Improved unitarity constraints in Two-Higgs-Doublet-Models

TL;DR

This paper refines unitarity constraints in Two-Higgs-Doublet-Models by including finite energy effects, revealing more restrictive parameter space limits and emphasizing the importance of cubic couplings over loop corrections.

Contribution

It introduces a full tree-level calculation at finite energy for unitarity constraints in THDMs, improving upon the large energy approximation commonly used.

Findings

Finite energy calculations tighten unitarity bounds.

The light Higgs window closes for large $|M_{12}|$.

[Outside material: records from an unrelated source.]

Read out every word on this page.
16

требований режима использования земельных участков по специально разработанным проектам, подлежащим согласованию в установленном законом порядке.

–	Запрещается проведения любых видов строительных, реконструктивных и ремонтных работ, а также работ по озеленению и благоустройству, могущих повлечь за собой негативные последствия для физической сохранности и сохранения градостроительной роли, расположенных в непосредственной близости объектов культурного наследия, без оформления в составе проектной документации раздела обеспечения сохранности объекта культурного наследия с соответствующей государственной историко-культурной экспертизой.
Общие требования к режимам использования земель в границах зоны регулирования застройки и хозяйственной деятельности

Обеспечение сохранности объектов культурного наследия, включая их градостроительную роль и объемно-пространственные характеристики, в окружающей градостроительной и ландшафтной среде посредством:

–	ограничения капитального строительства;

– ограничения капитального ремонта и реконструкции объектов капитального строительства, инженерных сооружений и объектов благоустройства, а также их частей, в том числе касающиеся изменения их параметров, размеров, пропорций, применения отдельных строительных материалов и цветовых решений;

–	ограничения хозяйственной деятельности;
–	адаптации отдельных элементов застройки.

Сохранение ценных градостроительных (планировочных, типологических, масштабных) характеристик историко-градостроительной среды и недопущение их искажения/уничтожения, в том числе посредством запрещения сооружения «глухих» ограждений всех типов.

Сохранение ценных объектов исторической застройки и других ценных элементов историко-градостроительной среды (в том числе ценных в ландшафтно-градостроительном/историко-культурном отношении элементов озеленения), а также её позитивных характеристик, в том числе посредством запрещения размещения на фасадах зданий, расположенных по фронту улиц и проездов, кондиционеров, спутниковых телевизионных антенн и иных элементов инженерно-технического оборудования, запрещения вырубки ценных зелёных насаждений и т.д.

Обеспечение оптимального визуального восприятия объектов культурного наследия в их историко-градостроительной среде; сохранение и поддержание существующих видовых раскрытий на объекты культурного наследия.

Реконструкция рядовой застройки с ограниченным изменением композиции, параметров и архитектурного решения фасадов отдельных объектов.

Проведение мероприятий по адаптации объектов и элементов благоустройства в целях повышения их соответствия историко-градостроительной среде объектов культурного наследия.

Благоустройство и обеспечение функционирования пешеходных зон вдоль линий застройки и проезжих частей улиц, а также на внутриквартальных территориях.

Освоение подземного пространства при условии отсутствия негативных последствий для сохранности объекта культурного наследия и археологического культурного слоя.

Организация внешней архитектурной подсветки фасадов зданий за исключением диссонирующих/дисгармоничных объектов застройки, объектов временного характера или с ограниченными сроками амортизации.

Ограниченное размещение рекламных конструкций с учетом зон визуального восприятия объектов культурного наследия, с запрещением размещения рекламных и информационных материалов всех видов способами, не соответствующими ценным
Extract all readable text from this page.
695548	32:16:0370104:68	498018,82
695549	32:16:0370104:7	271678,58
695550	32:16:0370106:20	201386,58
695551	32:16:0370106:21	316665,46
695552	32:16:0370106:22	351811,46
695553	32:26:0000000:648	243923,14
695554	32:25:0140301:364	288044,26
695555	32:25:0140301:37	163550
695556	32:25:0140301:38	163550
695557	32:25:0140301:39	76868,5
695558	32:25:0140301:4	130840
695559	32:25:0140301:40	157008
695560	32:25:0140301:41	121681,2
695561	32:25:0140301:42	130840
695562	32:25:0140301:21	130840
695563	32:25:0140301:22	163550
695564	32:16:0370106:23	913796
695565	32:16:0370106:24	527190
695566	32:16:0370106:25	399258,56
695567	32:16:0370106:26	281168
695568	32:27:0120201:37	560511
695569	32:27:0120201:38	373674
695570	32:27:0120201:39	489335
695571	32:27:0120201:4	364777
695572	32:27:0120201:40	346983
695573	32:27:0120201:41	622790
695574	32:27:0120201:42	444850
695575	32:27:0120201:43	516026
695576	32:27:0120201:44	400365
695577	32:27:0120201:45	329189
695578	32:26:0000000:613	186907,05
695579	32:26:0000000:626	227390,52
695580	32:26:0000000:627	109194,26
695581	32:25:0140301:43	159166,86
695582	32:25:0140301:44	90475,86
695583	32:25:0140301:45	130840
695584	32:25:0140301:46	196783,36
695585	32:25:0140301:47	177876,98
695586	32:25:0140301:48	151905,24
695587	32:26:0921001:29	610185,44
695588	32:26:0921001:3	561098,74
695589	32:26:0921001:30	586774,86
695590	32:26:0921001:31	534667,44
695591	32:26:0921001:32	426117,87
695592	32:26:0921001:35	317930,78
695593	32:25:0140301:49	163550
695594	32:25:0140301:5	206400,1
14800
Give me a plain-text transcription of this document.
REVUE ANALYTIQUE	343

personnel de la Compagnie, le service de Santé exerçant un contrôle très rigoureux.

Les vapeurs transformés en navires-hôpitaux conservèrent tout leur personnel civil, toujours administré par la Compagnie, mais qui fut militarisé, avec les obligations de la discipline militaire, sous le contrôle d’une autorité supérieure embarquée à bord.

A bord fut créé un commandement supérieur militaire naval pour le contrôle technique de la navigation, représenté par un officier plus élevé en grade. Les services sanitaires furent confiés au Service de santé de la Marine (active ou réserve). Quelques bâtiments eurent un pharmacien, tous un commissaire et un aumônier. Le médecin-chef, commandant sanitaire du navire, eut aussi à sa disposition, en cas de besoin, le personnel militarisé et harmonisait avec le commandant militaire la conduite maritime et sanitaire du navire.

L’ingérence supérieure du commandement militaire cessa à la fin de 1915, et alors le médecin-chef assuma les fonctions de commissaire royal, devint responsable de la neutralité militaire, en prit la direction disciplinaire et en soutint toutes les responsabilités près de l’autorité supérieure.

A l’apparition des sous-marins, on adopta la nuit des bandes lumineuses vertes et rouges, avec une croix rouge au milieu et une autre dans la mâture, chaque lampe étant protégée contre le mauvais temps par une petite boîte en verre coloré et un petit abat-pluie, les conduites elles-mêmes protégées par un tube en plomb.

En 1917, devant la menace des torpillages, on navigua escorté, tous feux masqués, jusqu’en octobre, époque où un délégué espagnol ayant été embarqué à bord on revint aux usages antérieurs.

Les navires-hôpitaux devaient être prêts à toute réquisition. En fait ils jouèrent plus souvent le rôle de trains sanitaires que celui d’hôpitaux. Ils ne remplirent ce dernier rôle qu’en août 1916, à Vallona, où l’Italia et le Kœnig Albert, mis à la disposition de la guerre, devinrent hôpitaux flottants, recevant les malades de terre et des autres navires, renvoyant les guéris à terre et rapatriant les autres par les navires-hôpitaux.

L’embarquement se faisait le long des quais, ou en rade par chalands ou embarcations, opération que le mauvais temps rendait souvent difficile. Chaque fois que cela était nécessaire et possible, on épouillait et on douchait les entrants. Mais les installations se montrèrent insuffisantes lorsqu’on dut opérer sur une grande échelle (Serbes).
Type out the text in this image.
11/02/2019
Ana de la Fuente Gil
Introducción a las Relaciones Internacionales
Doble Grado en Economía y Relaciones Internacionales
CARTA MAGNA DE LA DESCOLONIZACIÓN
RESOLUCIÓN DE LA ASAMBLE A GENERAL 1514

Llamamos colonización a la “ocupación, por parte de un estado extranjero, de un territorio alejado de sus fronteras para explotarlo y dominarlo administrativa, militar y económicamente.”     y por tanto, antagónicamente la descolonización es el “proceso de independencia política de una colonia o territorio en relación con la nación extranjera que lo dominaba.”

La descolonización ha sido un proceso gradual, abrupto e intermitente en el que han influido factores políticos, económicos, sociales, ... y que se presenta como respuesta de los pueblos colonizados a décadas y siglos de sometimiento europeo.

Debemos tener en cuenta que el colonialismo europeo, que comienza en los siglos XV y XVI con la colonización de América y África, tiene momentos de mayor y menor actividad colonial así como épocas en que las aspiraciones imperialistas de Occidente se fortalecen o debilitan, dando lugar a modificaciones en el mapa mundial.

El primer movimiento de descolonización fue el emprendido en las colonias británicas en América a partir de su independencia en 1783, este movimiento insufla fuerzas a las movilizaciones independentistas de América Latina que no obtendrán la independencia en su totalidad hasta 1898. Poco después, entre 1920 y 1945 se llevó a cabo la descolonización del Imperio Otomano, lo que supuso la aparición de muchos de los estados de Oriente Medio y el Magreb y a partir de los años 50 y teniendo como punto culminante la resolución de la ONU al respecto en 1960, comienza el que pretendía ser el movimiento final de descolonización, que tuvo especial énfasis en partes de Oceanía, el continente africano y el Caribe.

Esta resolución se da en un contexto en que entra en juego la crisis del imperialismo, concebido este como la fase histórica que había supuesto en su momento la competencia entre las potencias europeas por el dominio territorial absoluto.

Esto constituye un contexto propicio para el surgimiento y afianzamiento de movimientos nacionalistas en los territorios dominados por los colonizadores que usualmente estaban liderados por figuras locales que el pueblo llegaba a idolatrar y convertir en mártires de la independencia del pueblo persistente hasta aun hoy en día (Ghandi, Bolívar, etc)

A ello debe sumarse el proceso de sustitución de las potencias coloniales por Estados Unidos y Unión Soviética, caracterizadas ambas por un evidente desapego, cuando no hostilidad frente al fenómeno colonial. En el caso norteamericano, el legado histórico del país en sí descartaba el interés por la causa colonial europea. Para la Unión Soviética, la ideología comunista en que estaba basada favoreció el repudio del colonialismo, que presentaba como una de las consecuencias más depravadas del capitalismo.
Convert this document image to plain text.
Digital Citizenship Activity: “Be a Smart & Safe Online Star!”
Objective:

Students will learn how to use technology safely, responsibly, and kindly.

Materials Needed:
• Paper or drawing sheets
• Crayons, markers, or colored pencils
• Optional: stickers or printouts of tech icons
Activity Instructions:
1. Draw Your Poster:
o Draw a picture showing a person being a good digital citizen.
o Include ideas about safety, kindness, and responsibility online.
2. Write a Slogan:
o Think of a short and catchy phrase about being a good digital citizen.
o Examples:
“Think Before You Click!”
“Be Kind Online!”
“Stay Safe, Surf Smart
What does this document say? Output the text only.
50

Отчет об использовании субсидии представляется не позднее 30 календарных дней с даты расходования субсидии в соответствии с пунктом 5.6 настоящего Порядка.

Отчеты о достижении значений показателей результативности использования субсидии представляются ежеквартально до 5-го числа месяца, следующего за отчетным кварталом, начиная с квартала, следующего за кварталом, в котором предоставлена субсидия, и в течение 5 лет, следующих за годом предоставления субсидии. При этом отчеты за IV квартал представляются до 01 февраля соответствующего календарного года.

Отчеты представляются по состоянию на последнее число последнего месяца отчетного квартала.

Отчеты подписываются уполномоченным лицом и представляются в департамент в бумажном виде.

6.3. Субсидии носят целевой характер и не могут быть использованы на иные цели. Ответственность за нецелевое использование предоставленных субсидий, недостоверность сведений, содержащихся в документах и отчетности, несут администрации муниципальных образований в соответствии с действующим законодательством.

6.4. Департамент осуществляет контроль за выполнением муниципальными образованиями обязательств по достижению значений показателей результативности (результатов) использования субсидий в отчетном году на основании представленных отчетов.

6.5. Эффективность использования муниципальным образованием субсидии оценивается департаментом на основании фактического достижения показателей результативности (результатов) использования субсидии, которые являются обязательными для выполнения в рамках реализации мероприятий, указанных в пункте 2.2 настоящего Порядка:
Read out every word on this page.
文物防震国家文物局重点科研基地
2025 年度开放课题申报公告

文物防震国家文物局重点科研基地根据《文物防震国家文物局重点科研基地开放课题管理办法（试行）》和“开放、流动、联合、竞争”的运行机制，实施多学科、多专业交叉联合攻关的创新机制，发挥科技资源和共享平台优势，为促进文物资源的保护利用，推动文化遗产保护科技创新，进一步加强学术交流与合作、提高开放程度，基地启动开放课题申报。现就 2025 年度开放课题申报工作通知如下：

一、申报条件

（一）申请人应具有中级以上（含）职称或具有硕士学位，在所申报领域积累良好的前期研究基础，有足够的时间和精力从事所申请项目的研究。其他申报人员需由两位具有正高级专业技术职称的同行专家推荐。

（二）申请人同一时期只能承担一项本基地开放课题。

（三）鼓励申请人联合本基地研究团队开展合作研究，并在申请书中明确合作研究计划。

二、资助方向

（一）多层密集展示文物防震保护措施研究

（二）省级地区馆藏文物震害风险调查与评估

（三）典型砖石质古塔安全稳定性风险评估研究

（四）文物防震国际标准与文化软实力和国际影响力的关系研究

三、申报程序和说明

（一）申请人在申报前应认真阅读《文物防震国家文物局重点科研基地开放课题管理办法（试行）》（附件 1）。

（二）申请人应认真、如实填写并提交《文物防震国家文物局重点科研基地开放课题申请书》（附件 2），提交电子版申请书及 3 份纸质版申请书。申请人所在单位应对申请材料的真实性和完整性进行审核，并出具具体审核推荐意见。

Cubic couplings often dominate over loop corrections.

Abstract

Two-Higgs-Doublet-Models (THDMs) are among the simplest extensions of the standard model and are intensively studied in the literature. Using on-shell parameters such as the masses of the additional scalars as input, corresponds often to large quartic couplings in the underlying Lagrangian. Therefore, it is important to check if these couplings are for instance in agreement with perturbative unitarity. The common approach for doing this check is to consider the two-particle scattering matrix of scalars in the large centre-of-mass energy limit where only point interactions contribute. We show that this is not always a valid approximation: the full calculation including all tree-level contributions at finite energy can lead to much more stringent constraints. We show how the allowed regions in the parameter space are affected. In particular, the light Higgs window with a second Higgs below 125 GeV completely closes for large values of the $Z_2$ breaking parameter $|M_{12}|$. We also compare against the loop corrected constraints, which use also the large $\sqrt{s}$ approximation, and find that (effective) cubic couplings are often more important than radiative corrections.